The Allens opened the cafe in 1988.
“We didn’t have table service in the beginning,” Lisa Allen said. “We had numbers people took and we delivered to the table. We had a 6-foot long dessert case, a deli case — the format was completely different.”
Eventually, the cafe began serving lunch, dinner and hiring their first chef, Gretchen Day. “It just grew from there,” Lisa Allen said. “The community, the locals really loved it.”
The Allens made local headlines in the late 1980s and early ’90s when Gearhart’s City Council moved to shut the cafe down, citing zoning rules that prohibited eating and drinking establishments in the downtown commercial district.
The Allens fought back in the courts and won, enabling the cafe to thrive for the next three decades. In those years, the cafe received write-ups in The Oregonian, Food & Wine, Saveur and other publications for their Pacific Northwest cuisine served with a French flair.
When the neighboring building, which housed the post office, became available, the Allens expanded and began serving pastries and coffee to crowds that would line up before 7 a.m. for freshly baked marionberry scones, apple turnovers and veggie tarts.
The cafe became a social headquarters for locals, with visitors and regulars alike engaged in conversation and issues of the day.
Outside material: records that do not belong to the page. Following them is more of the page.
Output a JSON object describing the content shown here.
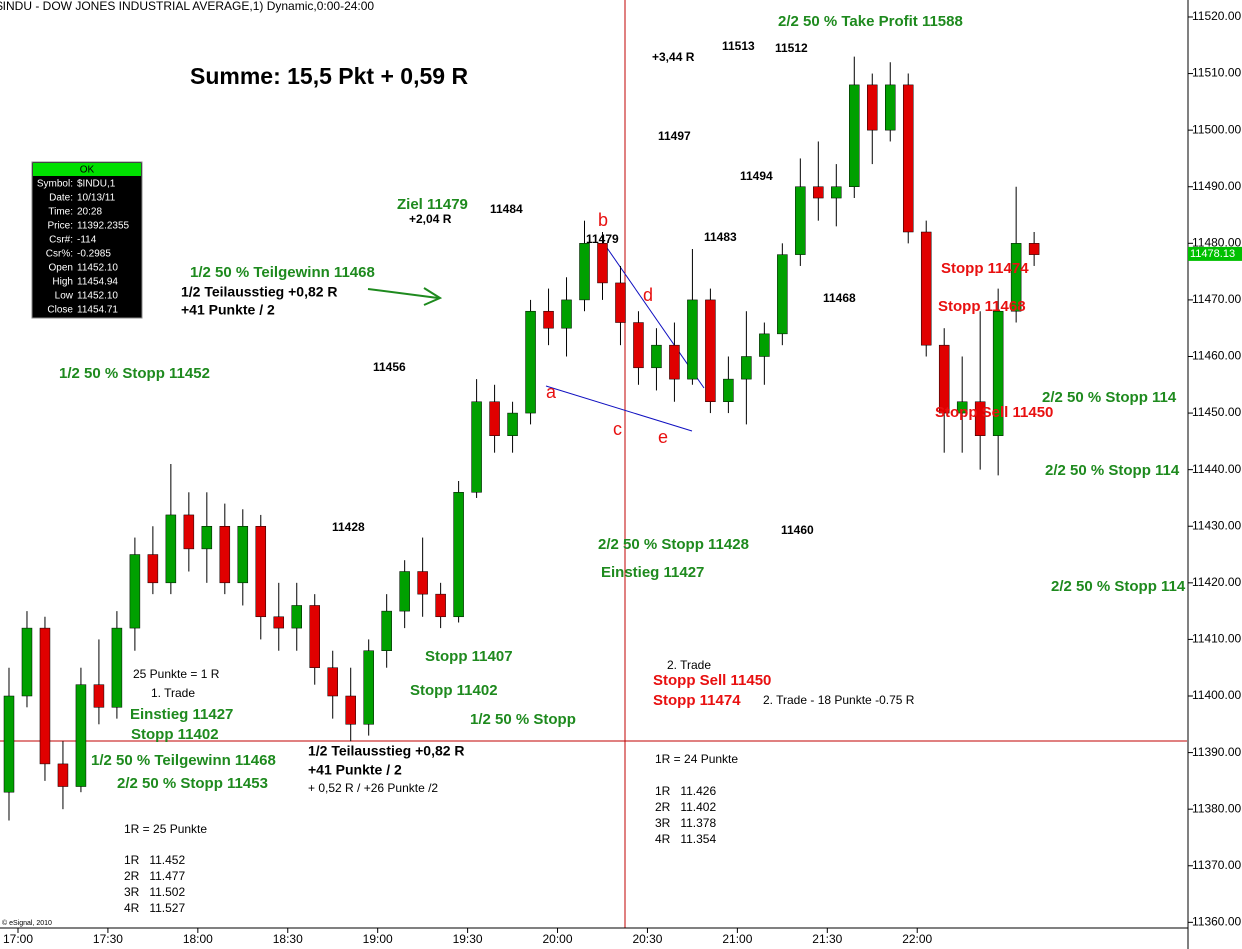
{
  "header": "$INDU - DOW JONES INDUSTRIAL AVERAGE,1) Dynamic,0:00-24:00",
  "chart_data": {
    "type": "candlestick",
    "title": "Summe: 15,5 Pkt + 0,59 R",
    "x": [
      1017,
      1023,
      1029,
      1035,
      1041,
      1047,
      1053,
      1059,
      1065,
      1071,
      1077,
      1083,
      1089,
      1095,
      1101,
      1107,
      1113,
      1119,
      1125,
      1131,
      1137,
      1143,
      1149,
      1155,
      1161,
      1167,
      1173,
      1179,
      1185,
      1191,
      1197,
      1203,
      1209,
      1215,
      1221,
      1227,
      1233,
      1239,
      1245,
      1251,
      1257,
      1263,
      1269,
      1275,
      1281,
      1287,
      1293,
      1299,
      1305,
      1311,
      1317,
      1323,
      1329,
      1335,
      1341,
      1347,
      1353,
      1359
    ],
    "open": [
      11383,
      11400,
      11412,
      11388,
      11384,
      11402,
      11398,
      11412,
      11425,
      11420,
      11432,
      11426,
      11430,
      11420,
      11430,
      11414,
      11412,
      11416,
      11405,
      11400,
      11395,
      11408,
      11415,
      11422,
      11418,
      11414,
      11436,
      11452,
      11446,
      11450,
      11468,
      11465,
      11470,
      11480,
      11473,
      11466,
      11458,
      11462,
      11456,
      11470,
      11452,
      11456,
      11460,
      11464,
      11478,
      11490,
      11488,
      11490,
      11508,
      11500,
      11508,
      11482,
      11462,
      11450,
      11452,
      11446,
      11468,
      11480
    ],
    "high": [
      11405,
      11415,
      11414,
      11392,
      11405,
      11410,
      11415,
      11428,
      11430,
      11441,
      11436,
      11436,
      11434,
      11433,
      11432,
      11420,
      11420,
      11418,
      11408,
      11405,
      11410,
      11418,
      11424,
      11428,
      11420,
      11438,
      11456,
      11455,
      11452,
      11470,
      11472,
      11474,
      11484,
      11482,
      11476,
      11468,
      11465,
      11466,
      11479,
      11472,
      11460,
      11468,
      11466,
      11480,
      11495,
      11498,
      11494,
      11513,
      11510,
      11512,
      11510,
      11484,
      11465,
      11460,
      11468,
      11472,
      11490,
      11482
    ],
    "low": [
      11378,
      11398,
      11385,
      11380,
      11383,
      11395,
      11396,
      11408,
      11418,
      11418,
      11422,
      11420,
      11418,
      11416,
      11410,
      11408,
      11408,
      11402,
      11396,
      11392,
      11393,
      11405,
      11412,
      11414,
      11412,
      11413,
      11435,
      11443,
      11443,
      11448,
      11462,
      11460,
      11468,
      11470,
      11462,
      11455,
      11454,
      11452,
      11455,
      11450,
      11450,
      11448,
      11455,
      11462,
      11476,
      11484,
      11483,
      11488,
      11494,
      11498,
      11480,
      11460,
      11443,
      11443,
      11440,
      11439,
      11466,
      11476
    ],
    "close": [
      11400,
      11412,
      11388,
      11384,
      11402,
      11398,
      11412,
      11425,
      11420,
      11432,
      11426,
      11430,
      11420,
      11430,
      11414,
      11412,
      11416,
      11405,
      11400,
      11395,
      11408,
      11415,
      11422,
      11418,
      11414,
      11436,
      11452,
      11446,
      11450,
      11468,
      11465,
      11470,
      11480,
      11473,
      11466,
      11458,
      11462,
      11456,
      11470,
      11452,
      11456,
      11460,
      11464,
      11478,
      11490,
      11488,
      11490,
      11508,
      11500,
      11508,
      11482,
      11462,
      11450,
      11452,
      11446,
      11468,
      11480,
      11478
    ],
    "up_color": "#00a000",
    "down_color": "#e00000",
    "xlim": [
      1014,
      1410
    ],
    "xticks": [
      {
        "value": 1020,
        "label": "17:00"
      },
      {
        "value": 1050,
        "label": "17:30"
      },
      {
        "value": 1080,
        "label": "18:00"
      },
      {
        "value": 1110,
        "label": "18:30"
      },
      {
        "value": 1140,
        "label": "19:00"
      },
      {
        "value": 1170,
        "label": "19:30"
      },
      {
        "value": 1200,
        "label": "20:00"
      },
      {
        "value": 1230,
        "label": "20:30"
      },
      {
        "value": 1260,
        "label": "21:00"
      },
      {
        "value": 1290,
        "label": "21:30"
      },
      {
        "value": 1320,
        "label": "22:00"
      }
    ],
    "ylim": [
      11359,
      11523
    ],
    "yticks": [
      {
        "value": 11360,
        "label": "11360.00"
      },
      {
        "value": 11370,
        "label": "11370.00"
      },
      {
        "value": 11380,
        "label": "11380.00"
      },
      {
        "value": 11390,
        "label": "11390.00"
      },
      {
        "value": 11400,
        "label": "11400.00"
      },
      {
        "value": 11410,
        "label": "11410.00"
      },
      {
        "value": 11420,
        "label": "11420.00"
      },
      {
        "value": 11430,
        "label": "11430.00"
      },
      {
        "value": 11440,
        "label": "11440.00"
      },
      {
        "value": 11450,
        "label": "11450.00"
      },
      {
        "value": 11460,
        "label": "11460.00"
      },
      {
        "value": 11470,
        "label": "11470.00"
      },
      {
        "value": 11480,
        "label": "11480.00"
      },
      {
        "value": 11490,
        "label": "11490.00"
      },
      {
        "value": 11500,
        "label": "11500.00"
      },
      {
        "value": 11510,
        "label": "11510.00"
      },
      {
        "value": 11520,
        "label": "11520.00"
      }
    ],
    "last_price": 11478.13
  },
  "info_box": {
    "status": "OK",
    "rows": [
      [
        "Symbol:",
        "$INDU,1"
      ],
      [
        "Date:",
        "10/13/11"
      ],
      [
        "Time:",
        "20:28"
      ],
      [
        "Price:",
        "11392.2355"
      ],
      [
        "Csr#:",
        "-114"
      ],
      [
        "Csr%:",
        "-0.2985"
      ],
      [
        "Open",
        "11452.10"
      ],
      [
        "High",
        "11454.94"
      ],
      [
        "Low",
        "11452.10"
      ],
      [
        "Close",
        "11454.71"
      ]
    ]
  },
  "annotations": [
    "2/2 50 % Take Profit 11588",
    "Ziel 11479",
    "+2,04 R",
    "1/2 50 % Teilgewinn 11468",
    "1/2 Teilausstieg +0,82 R",
    "+41 Punkte / 2",
    "1/2 50 % Stopp 11452",
    "11484",
    "11479",
    "+3,44 R",
    "11513",
    "11512",
    "11497",
    "11494",
    "11483",
    "11468",
    "11456",
    "11428",
    "11460",
    "Stopp 11474",
    "Stopp 11468",
    "Stopp Sell 11450",
    "2/2 50 % Stopp 114",
    "2/2 50 % Stopp 114",
    "2/2 50 % Stopp 114",
    "2/2 50 % Stopp 11428",
    "Einstieg 11427",
    "Stopp 11407",
    "Stopp 11402",
    "1/2 50 % Stopp",
    "25 Punkte = 1 R",
    "1. Trade",
    "Einstieg 11427",
    "Stopp 11402",
    "1/2 50 % Teilgewinn 11468",
    "2/2 50 % Stopp 11453",
    "1/2 Teilausstieg +0,82 R",
    "+41 Punkte / 2",
    "+ 0,52 R / +26 Punkte /2",
    "2. Trade",
    "Stopp Sell 11450",
    "Stopp 11474",
    "2. Trade - 18 Punkte -0.75 R",
    "1R = 24 Punkte",
    "1R   11.426",
    "2R   11.402",
    "3R   11.378",
    "4R   11.354",
    "1R = 25 Punkte",
    "1R   11.452",
    "2R   11.477",
    "3R   11.502",
    "4R   11.527",
    "a",
    "b",
    "c",
    "d",
    "e"
  ],
  "copyright": "© eSignal, 2010"
}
The pandemic brought all that to a halt.
The cafe’s business plan is no longer sustainable, John Allen said. “We’re in the same situation practically all other restaurateurs are in right now — and I don’t see anything that’s going to change that.”
The Allens plan on reopening the bakery in a different format, serving baked goods, sandwiches and grocery items on a takeout basis. They hope to reopen for business in June.
“It’s heartbreaking to see it end,” Lisa Allen said. “But it can’t go on.”
“This has been pretty tough,” John Allen said. “Thirty-two years and the whole thing disappeared overnight.”